After the service, the crowd followed the coffins of the boys out of the church. Alongside the coffin of her son, Johanna Lopez shouted, “Why Julio?” as she wept. Leyner’s father buried his face in his hands as he cried.
The accident occurred just before 2 a.m. on Sunday, Nov. 9, when a 2020 Chevrolet Silverado driven by a 17-year-old boy from Apopka was traveling eastbound on Welch Road approaching Wekiwa Drive, the Florida Highway Patrol said. The boy lost control of the vehicle while negotiating a curve and the pickup ran off the roadway, struck a tree and overturned.
FHP said the driver and two passengers, a 15-year old boy and a 14-year-old boy, were transported to area hospitals with serious, but non-life-threatening injuries. The three other passengers died as a result of crash injuries, one pronounced dead at Advent Health Apopka and two others pronounced dead at the scene.
The FHP report said only the driver and one of the deceased 17-year-olds were wearing seatbelts.
In a statement to the Orlando Sentinel, FHP said the investigation is ongoing. Investigators are still determining if speed was a factor and are waiting for blood evidence to determine “if impairment was a factor,” the agency said. A decision about any charges “will not be made until the entire traffic homicide investigation is complete” the agency added.

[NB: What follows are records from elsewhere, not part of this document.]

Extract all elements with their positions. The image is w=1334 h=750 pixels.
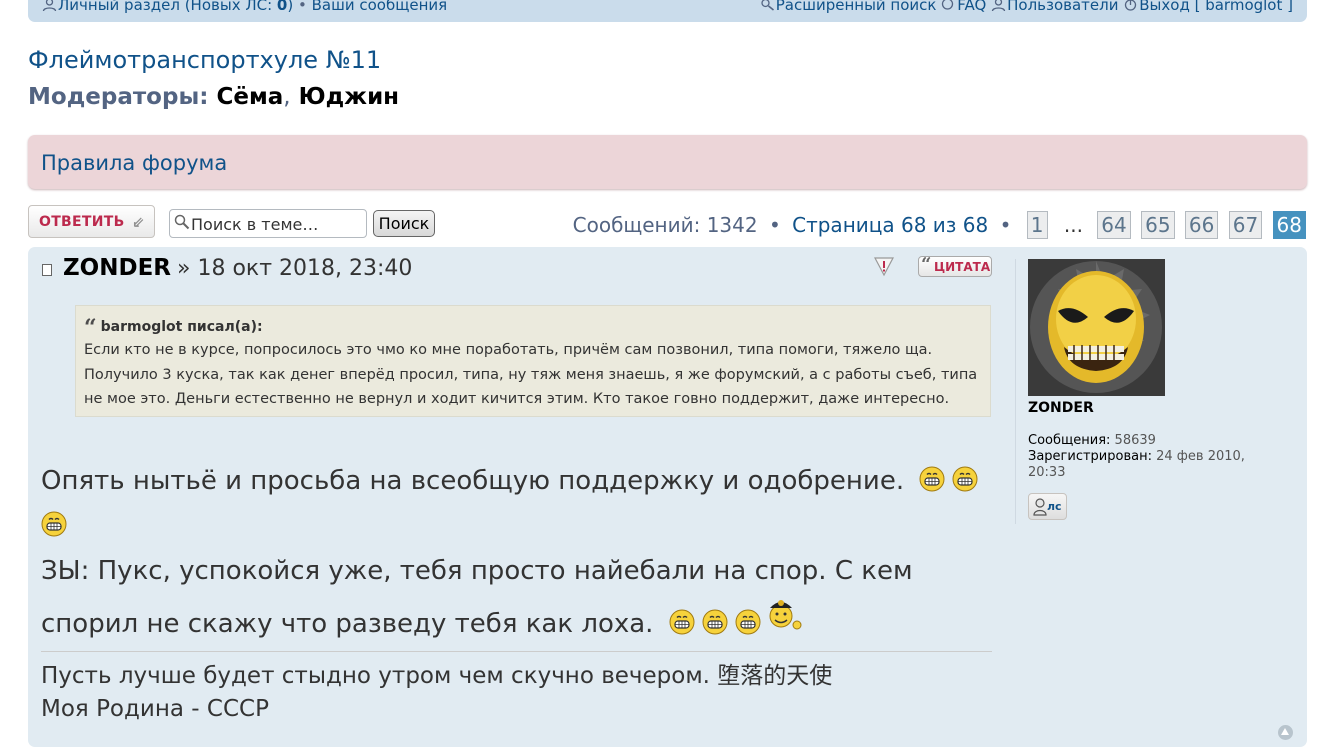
personal-area-link[interactable]: Личный раздел (Новых ЛС: 0) [58, 0, 293, 14]
post: ZONDER » 18 окт 2018, 23:40 “ ЦИТАТА “ba… [28, 247, 1307, 747]
quote-icon: “ [921, 254, 932, 275]
quote-author: barmoglot писал(а): [100, 319, 263, 335]
help-icon [942, 0, 954, 10]
quoted-message: “barmoglot писал(а): Если кто не в курсе… [75, 305, 991, 417]
signature: Пусть лучше будет стыдно утром чем скучн… [41, 660, 832, 726]
search-button[interactable]: Поиск [373, 210, 435, 237]
grin-smiley-icon [919, 466, 945, 492]
faq-link[interactable]: FAQ [957, 0, 986, 14]
forum-rules-panel: Правила форума [28, 135, 1307, 189]
moderators-label: Модераторы: [28, 84, 209, 110]
quote-button[interactable]: “ ЦИТАТА [918, 254, 992, 277]
grin-smiley-icon [735, 609, 761, 635]
pm-label: лс [1047, 500, 1062, 513]
search-icon [174, 214, 190, 230]
power-icon [1125, 0, 1137, 11]
pagination: Сообщений: 1342 • Страница 68 из 68 • 1 … [573, 211, 1306, 241]
navbar-right: Расширенный поиск FAQ Пользователи Выход… [760, 0, 1293, 14]
users-icon [991, 0, 1006, 11]
page-link-65[interactable]: 65 [1141, 211, 1175, 239]
moderator-link[interactable]: Юджин [299, 84, 399, 110]
your-posts-link[interactable]: Ваши сообщения [312, 0, 448, 14]
reply-button-label: ОТВЕТИТЬ [39, 214, 125, 230]
page-link-1[interactable]: 1 [1026, 211, 1048, 239]
pagination-ellipsis: ... [1063, 213, 1083, 237]
current-page: 68 [1272, 211, 1306, 239]
police-smiley-icon [769, 600, 802, 630]
signature-line-2: Моя Родина - СССР [41, 696, 269, 722]
grin-smiley-icon [41, 511, 67, 537]
advanced-search-link[interactable]: Расширенный поиск [776, 0, 937, 14]
navbar-left: Личный раздел (Новых ЛС: 0) • Ваши сообщ… [42, 0, 447, 14]
avatar [1028, 259, 1165, 396]
quote-text: Если кто не в курсе, попросилось это чмо… [84, 342, 978, 407]
pm-user-icon [1033, 498, 1047, 516]
post-icon[interactable] [42, 264, 52, 276]
profile-registered: Зарегистрирован: 24 фев 2010, 20:33 [1028, 449, 1245, 480]
post-content: Опять нытьё и просьба на всеобщую поддер… [41, 459, 1001, 647]
users-link[interactable]: Пользователи [1007, 0, 1118, 14]
report-icon[interactable] [873, 255, 895, 277]
signature-line-1: Пусть лучше будет стыдно утром чем скучн… [41, 663, 833, 689]
profile-posts-value: 58639 [1114, 433, 1156, 448]
reply-arrow-icon: ⇙ [132, 213, 145, 231]
user-icon [42, 0, 57, 11]
pagination-separator: • [999, 213, 1012, 237]
profile-divider [1015, 259, 1016, 524]
topic-search-input[interactable] [191, 213, 363, 235]
unread-count: 0 [276, 0, 288, 14]
logout-link[interactable]: Выход [ barmoglot ] [1139, 0, 1293, 14]
page-link-66[interactable]: 66 [1184, 211, 1219, 239]
grin-smiley-icon [669, 609, 695, 635]
post-author[interactable]: ZONDER [63, 255, 171, 281]
forum-title[interactable]: Флеймотранспортхуле №11 [28, 46, 381, 74]
page-link-67[interactable]: 67 [1228, 211, 1263, 239]
post-count: Сообщений: 1342 [572, 213, 758, 237]
nav-separator: • [298, 0, 307, 14]
quote-button-label: ЦИТАТА [934, 260, 991, 274]
post-date: » 18 окт 2018, 23:40 [177, 256, 413, 281]
forum-rules-link[interactable]: Правила форума [41, 151, 227, 175]
profile-stats: Сообщения: 58639 Зарегистрирован: 24 фев… [1028, 433, 1278, 481]
top-navbar: Личный раздел (Новых ЛС: 0) • Ваши сообщ… [28, 0, 1307, 22]
post-line-1: Опять нытьё и просьба на всеобщую поддер… [41, 466, 905, 496]
moderator-link[interactable]: Сёма [216, 84, 283, 110]
reply-button[interactable]: ОТВЕТИТЬ ⇙ [28, 205, 155, 238]
page-info[interactable]: Страница 68 из 68 [792, 213, 988, 237]
back-to-top-icon[interactable] [1278, 725, 1293, 740]
pagination-separator: • [768, 213, 781, 237]
moderator-comma: , [283, 84, 291, 110]
profile-posts: Сообщения: 58639 [1028, 433, 1156, 448]
page-link-64[interactable]: 64 [1097, 211, 1131, 239]
grin-smiley-icon [702, 609, 728, 635]
moderators: Модераторы: Сёма, Юджин [28, 84, 399, 110]
profile-username[interactable]: ZONDER [1028, 400, 1094, 416]
grin-smiley-icon [952, 466, 978, 492]
search-icon [761, 0, 774, 11]
private-message-button[interactable]: лс [1028, 493, 1067, 520]
signature-divider [41, 651, 992, 652]
topic-search-box [169, 209, 367, 238]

Ramirez said the community must support the survivors. All three families have a GoFundMe set up to pay for funeral expenses, burial costs and helping the three families.
“You are never prepared for a death, especially in our culture where we don’t speak about how to economically prepare for a death,” Ramirez said. “When a family member dies, money shouldn’t be a concern for how to bury my child.”
For Johana Lopez, the loss of her son leaves a huge hole in her heart.
“He was my baby,” Lopez said. “He was my world.”